The Hero group focuses on building foundational theory and methodology for data science and engineering. Data science is the methodological underpinning for data collection, data management, data analysis, and data visualization. Lying at the intersection of mathematics, statistics, computer science, information science, and engineering, data science has a wide range of application in areas including: public health and personalized medicine, brain sciences, environmental and earth sciences, astronomy, materials science, genomics and proteomics, computational social science, business analytics, computational finance, information forensics, and national defense. The Hero group is developing theory and algorithms for data collection, analysis and visualization that use statistical machine learning and distributed optimization. These are being to applied to network data analysis, personalized health, multi-modality information fusion, data-driven physical simulation, materials science, dynamic social media, and database indexing and retrieval. Several thrusts are being pursued:

  1. Development of tools to extract useful information from high dimensional datasets with many variables and few samples (large p small n). A major focus here is on the mathematics of “big data” that can establish fundamental limits; aiding data analysts to “right size” their sample for reliable extraction of information. Areas of interest include: correlation mining in high dimension, i.e., inference of correlations between the behaviors of multiple agents from limited statistical samples, and dimensionality reduction, i.e., finding low dimensional projections of the data that preserve information in the data that is relevant to the analyst.
  2. Data representation, analysis and fusion on non-linear non-euclidean structures.
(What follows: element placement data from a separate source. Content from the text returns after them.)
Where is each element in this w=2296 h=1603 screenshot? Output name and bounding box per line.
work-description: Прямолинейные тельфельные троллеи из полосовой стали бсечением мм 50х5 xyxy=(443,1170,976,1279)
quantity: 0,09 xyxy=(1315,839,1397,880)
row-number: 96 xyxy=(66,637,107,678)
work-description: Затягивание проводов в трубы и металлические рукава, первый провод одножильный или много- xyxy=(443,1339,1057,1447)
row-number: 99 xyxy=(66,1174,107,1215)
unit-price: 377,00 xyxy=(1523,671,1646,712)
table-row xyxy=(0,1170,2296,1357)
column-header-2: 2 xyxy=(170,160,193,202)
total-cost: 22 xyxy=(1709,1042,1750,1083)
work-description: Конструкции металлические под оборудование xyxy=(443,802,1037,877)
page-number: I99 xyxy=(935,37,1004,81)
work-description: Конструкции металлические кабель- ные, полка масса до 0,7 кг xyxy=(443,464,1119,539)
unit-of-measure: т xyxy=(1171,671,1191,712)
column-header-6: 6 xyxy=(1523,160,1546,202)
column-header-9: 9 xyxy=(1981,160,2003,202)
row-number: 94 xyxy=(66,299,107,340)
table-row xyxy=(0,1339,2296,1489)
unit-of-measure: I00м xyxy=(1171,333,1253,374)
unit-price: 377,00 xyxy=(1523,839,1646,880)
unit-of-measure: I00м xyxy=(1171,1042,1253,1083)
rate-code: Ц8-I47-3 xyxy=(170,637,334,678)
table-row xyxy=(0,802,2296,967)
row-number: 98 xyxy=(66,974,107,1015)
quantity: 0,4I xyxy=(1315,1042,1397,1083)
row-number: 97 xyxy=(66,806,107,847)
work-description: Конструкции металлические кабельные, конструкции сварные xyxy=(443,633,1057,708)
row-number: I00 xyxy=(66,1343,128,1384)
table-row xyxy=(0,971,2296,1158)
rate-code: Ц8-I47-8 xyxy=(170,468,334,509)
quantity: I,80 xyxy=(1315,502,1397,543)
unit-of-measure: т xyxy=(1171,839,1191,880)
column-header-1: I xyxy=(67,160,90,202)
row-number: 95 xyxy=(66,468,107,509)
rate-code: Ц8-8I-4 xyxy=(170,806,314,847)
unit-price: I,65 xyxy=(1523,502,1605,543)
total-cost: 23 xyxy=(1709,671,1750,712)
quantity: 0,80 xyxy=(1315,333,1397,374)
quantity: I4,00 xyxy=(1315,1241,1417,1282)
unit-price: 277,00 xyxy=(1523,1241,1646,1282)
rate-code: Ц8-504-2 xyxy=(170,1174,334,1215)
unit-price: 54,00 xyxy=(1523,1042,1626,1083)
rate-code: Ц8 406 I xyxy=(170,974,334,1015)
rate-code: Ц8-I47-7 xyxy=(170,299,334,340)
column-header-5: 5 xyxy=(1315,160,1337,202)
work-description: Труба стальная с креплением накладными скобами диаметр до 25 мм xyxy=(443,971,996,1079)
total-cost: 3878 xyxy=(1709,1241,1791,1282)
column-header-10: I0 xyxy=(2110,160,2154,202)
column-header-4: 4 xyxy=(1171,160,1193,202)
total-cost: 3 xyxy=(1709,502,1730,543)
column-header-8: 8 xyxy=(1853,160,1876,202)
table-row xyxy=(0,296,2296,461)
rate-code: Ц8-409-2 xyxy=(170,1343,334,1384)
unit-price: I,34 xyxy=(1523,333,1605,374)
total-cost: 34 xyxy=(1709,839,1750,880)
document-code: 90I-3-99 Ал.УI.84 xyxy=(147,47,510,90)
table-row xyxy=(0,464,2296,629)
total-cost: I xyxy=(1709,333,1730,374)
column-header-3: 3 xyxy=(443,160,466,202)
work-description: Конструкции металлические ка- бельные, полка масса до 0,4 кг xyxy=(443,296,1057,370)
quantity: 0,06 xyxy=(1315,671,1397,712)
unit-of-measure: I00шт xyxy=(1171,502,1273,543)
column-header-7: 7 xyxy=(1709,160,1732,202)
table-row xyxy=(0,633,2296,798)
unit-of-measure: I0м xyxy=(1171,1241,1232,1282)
Examples of such data include: data that comes in the form of a probability distribution or histogram (lies on a hypersphere with the Hellinger metric); data that are defined on graphs or networks (combinatorial non-commutative structures); data on spheres with point symmetry group structure, e.g., quaternion representations of orientation or pose.
  3. Resource constrained information-driven adaptive data collection. We are interested in sequential data collection strategies that utilize feedback to successively select among a number of available data sources in such a way to minimize energy, maximize information gains, or minimize delay to decision. A principal objective has been to develop good proxies for the reward or risk associated with collecting data for a particular task (detection, estimation, classification, tracking). We are developing strategies for model-free empirical estimation of surrogate measures including Fisher information, R'{e}nyi entropy, mutual information, and Kullback-Liebler divergence. In addition we are quantifying the loss of plan-ahead sensing performance due to use of such proxies.
Correlation mining pipeline transforms raw high dimensional data (bottom) to information that can be rendered in interpretable sparse graphs and networks, simple screeplots, and denoised images (top). The pipeline controls data collection, feature extraction and correlation mining by integrating domain information and its assessed value relative to the desired task (on left) and accounting for constraints on data collection budget and uncertainty bounds (on right).

Correlation mining pipeline transforms raw high dimensional data (bottom) to information that can be rendered in interpretable sparse graphs and networks, simple screeplots, and denoised images (top). The pipeline controls data collection, feature extraction and correlation mining by integrating domain information and its assessed value relative to the desired task (on left) and accounting for constraints on data collection budget and uncertainty bounds (on right).